要去看哥哥,赵雅琴天一亮就忍不住推醒李大为。昨晚透支得厉害,李大为费劲睁开慵懒的睡眼,伸了伸懒腰,感觉很累,不想动弹,还想睡,却还得挣扎着起床。

张振威在北西市监狱服刑,不堵车的话,一个半小时可以到达。李大为发动车子,出发了。赵雅琴像记起什么,小声说:“大为,昨晚忘记告诉你。爸爸昨下午来了,我要打电话给你,他说你忙就不打扰了,坐了会儿就回乡下了,我留也留不住。”

没事的话,年迈的父亲一般不会进城。李大为关切地问:“他到城里干嘛?没说吗?”

赵雅琴伤感地说:“爸爸是到城里医院检查,他说没大碍。我感到爸爸这次来,老多了。大为,咱们要多挤点时间,多回去看望父母。”

李大为伤感地说:“是啊,争取周末回乡下去。”父辈们把我们培养出息了,自己却日渐衰老。李大为心里酸酸的。

李大为记得,父母把卖鸡蛋的钱积攒起来给他作学费。参加工作了,父母不忘叮嘱他提几只鸡送给领导,只求他不遭白眼。节假日,做儿子的略表心意,想不到他们拒收:儿啊,你还要赚钱买房子成家,爸妈没能力支持,就省着点吧。

祖坟冒青烟,李大为现在大小是一局之长,成了家,生活殷实了,每次看望父母免不了大包小包的。父亲提心吊胆把他叫到一旁,耳提面命:别人的东西公家的钱,咱们都不能要,贪官没好下场!

李大为参加工作就想把父母接到城里来住,无奈自己也只有一间房,还是单位的宿舍。想靠工资积蓄买房,二十年都休想!结婚了,按揭买了房,想接父母进城住几天。可他们好歹不同意,说乡下住惯了,城里不适应,其实是生怕给儿子儿媳拖累。

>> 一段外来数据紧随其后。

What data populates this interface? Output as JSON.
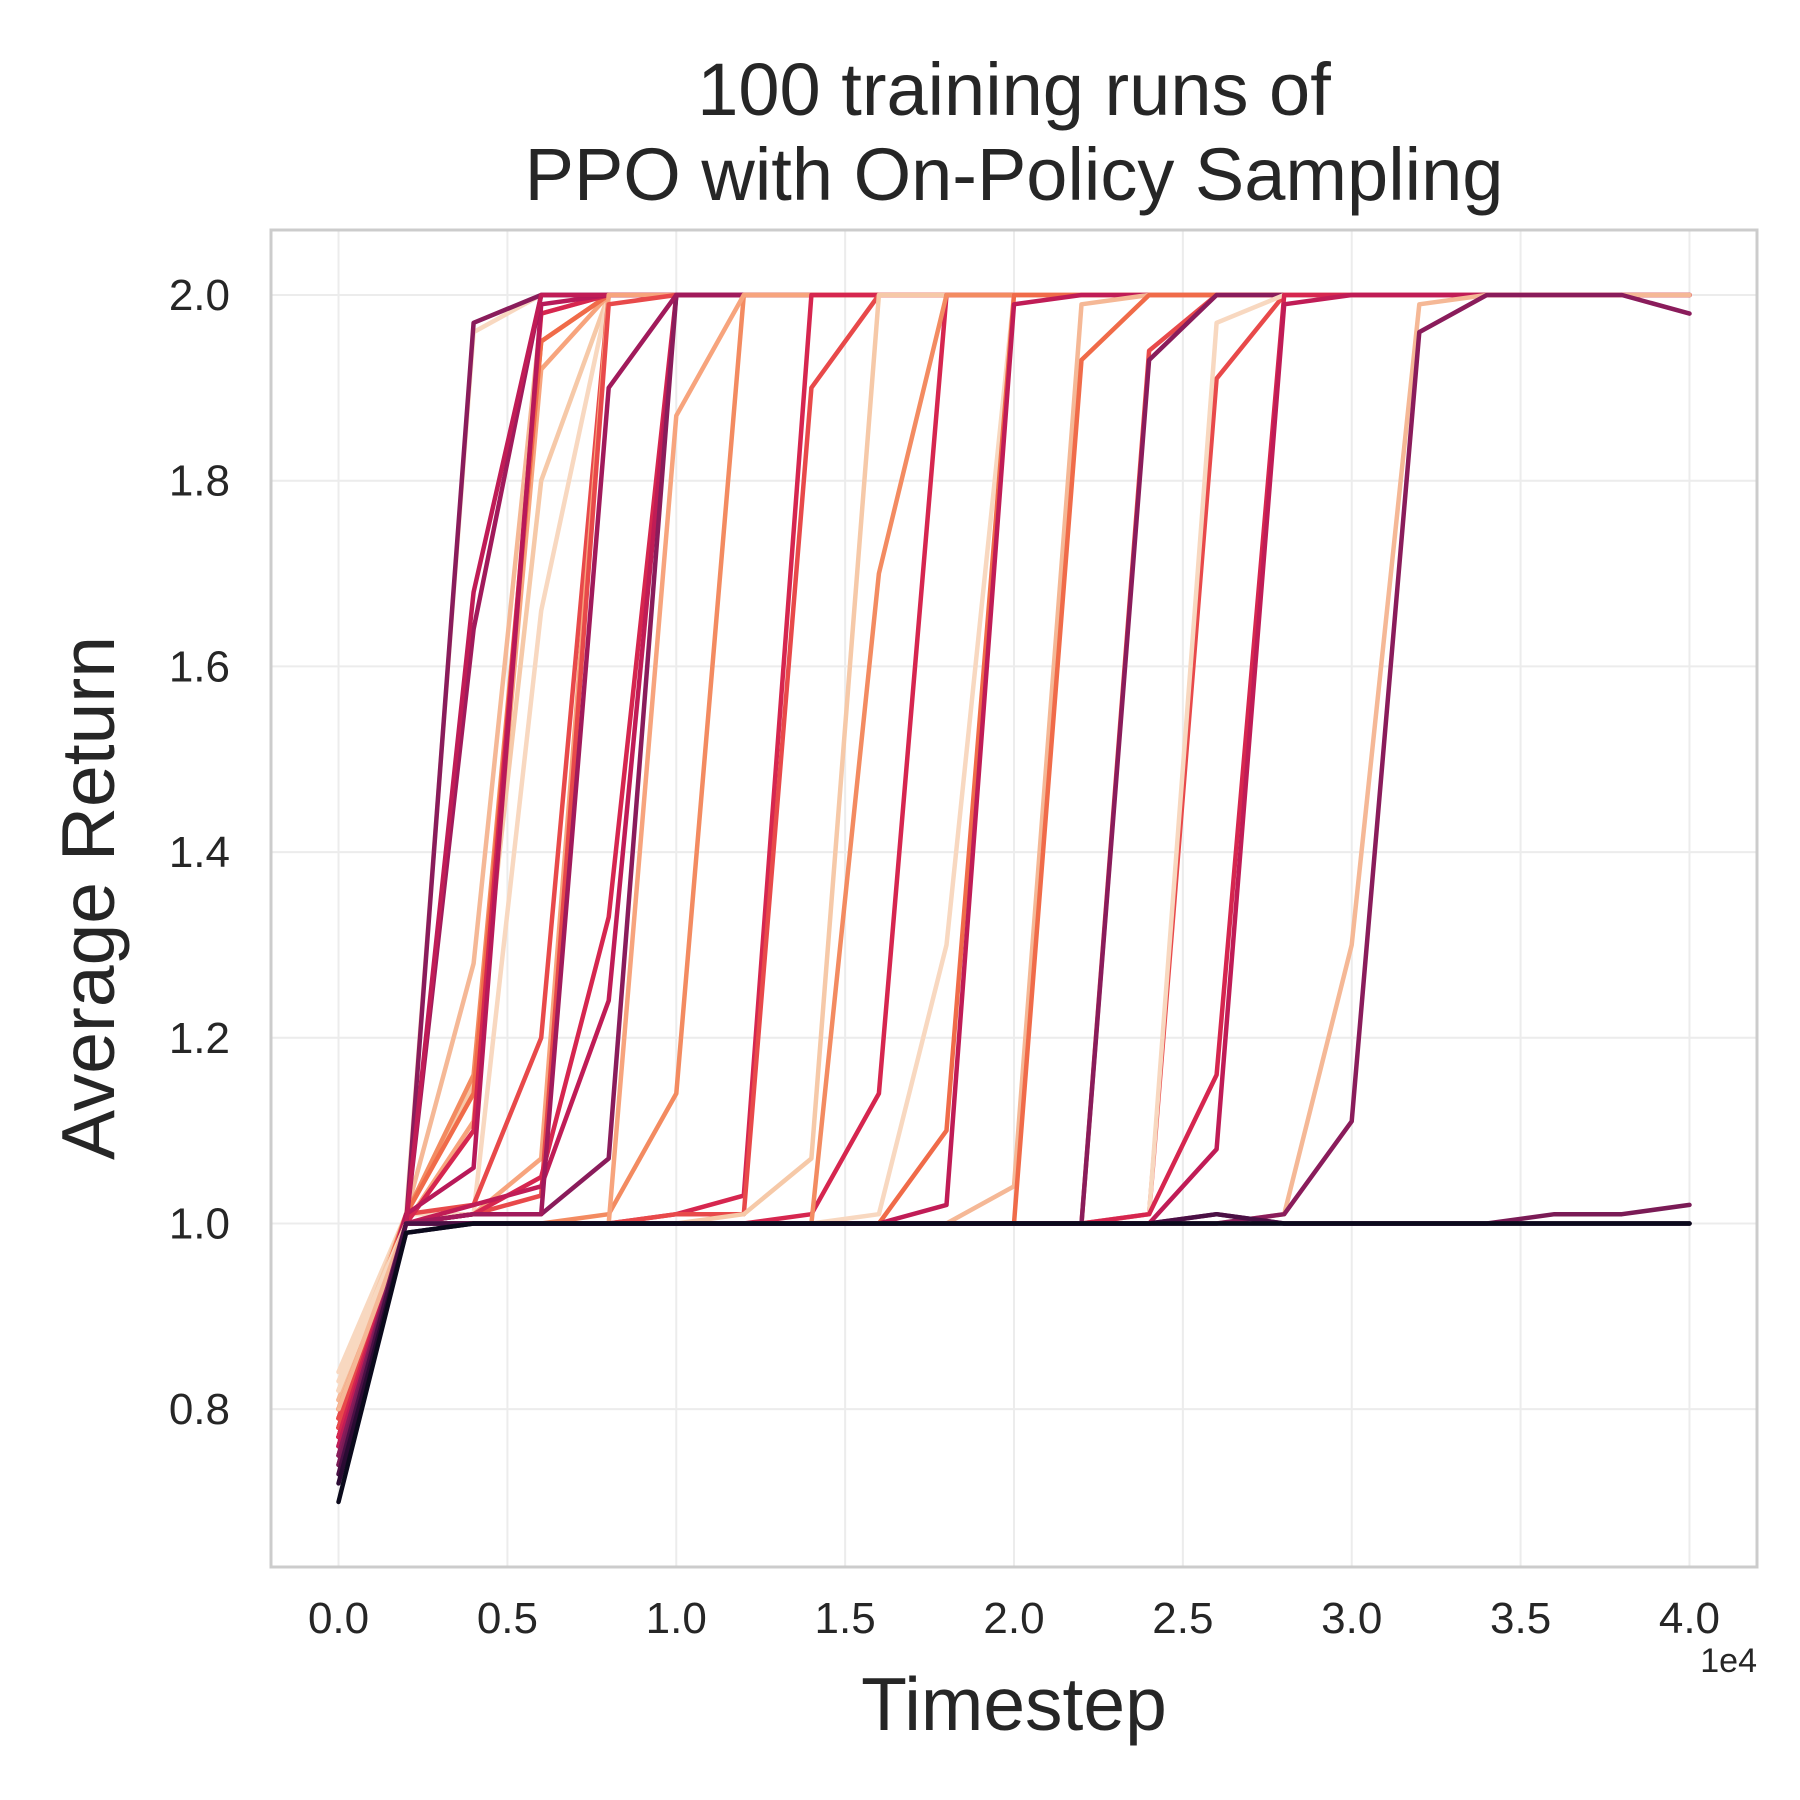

电视台效益好,赵雅琴的奖金比李大为工资还要高。有时赵雅琴揶揄说,都说一个公安局长一年捞个百把万算正常,没想到咱家是个吃软饭的,只悔当初看走了眼。李大为笑着回敬说,还是个代理,转正后年收入绝不会比名记逊色,你耐心等着吧。心里说,父亲叮嘱的没错,收昧良心的钱,就好比做昧良心的事,要遭天打五雷劈。

父亲年纪大了,病来如山倒。李大为心里堵堵的,是该回去看望父母了,只是身不由己,连节假日都不能由自己支配。这个周末一定抽空回家看看。李大为再一次对赵雅琴说。

监狱的干警已经很熟悉,他们热情地寒暄,毕竟李大为头上戴了个东南县公安局长的帽子。李大为平素不愿意来这是非之地,也有点顾忌人家背后说闲话。如果张振威减了刑,恐怕大多会误以为是李大为打招呼关照的结果,而不会说是张振威表现好立了功才减的刑。就像现在的干部提拔了,人家不会说他能力强有政绩,而是说他如何溜须拍马送了多少真金白银,或者是上面有人打招呼,说得有鼻子有眼的,好像亲眼看见。

说实话,有时看见这个给他戴绿帽子的人,气不打一处来,李大为真想冲上去揍张振威一顿。两年前,张振威是腾飞公司老总,市县两级人大代表,他靠武力垄断东南县境内高速公路地材供应。初生牛犊不怕虎,李大为盯上了他,秘密搜集腾飞公司的犯罪证据。张振威恼羞成怒,恶向胆边生,拿不下李大为,便向其妻蒋曼玉下手。先是帮助蒋曼玉当上国土局办公室主任,接着又安排其弟到县政府上班。蒋曼玉哪知是个蓄谋已久的圈套,因为感恩,她稀里糊涂让张振威得手了。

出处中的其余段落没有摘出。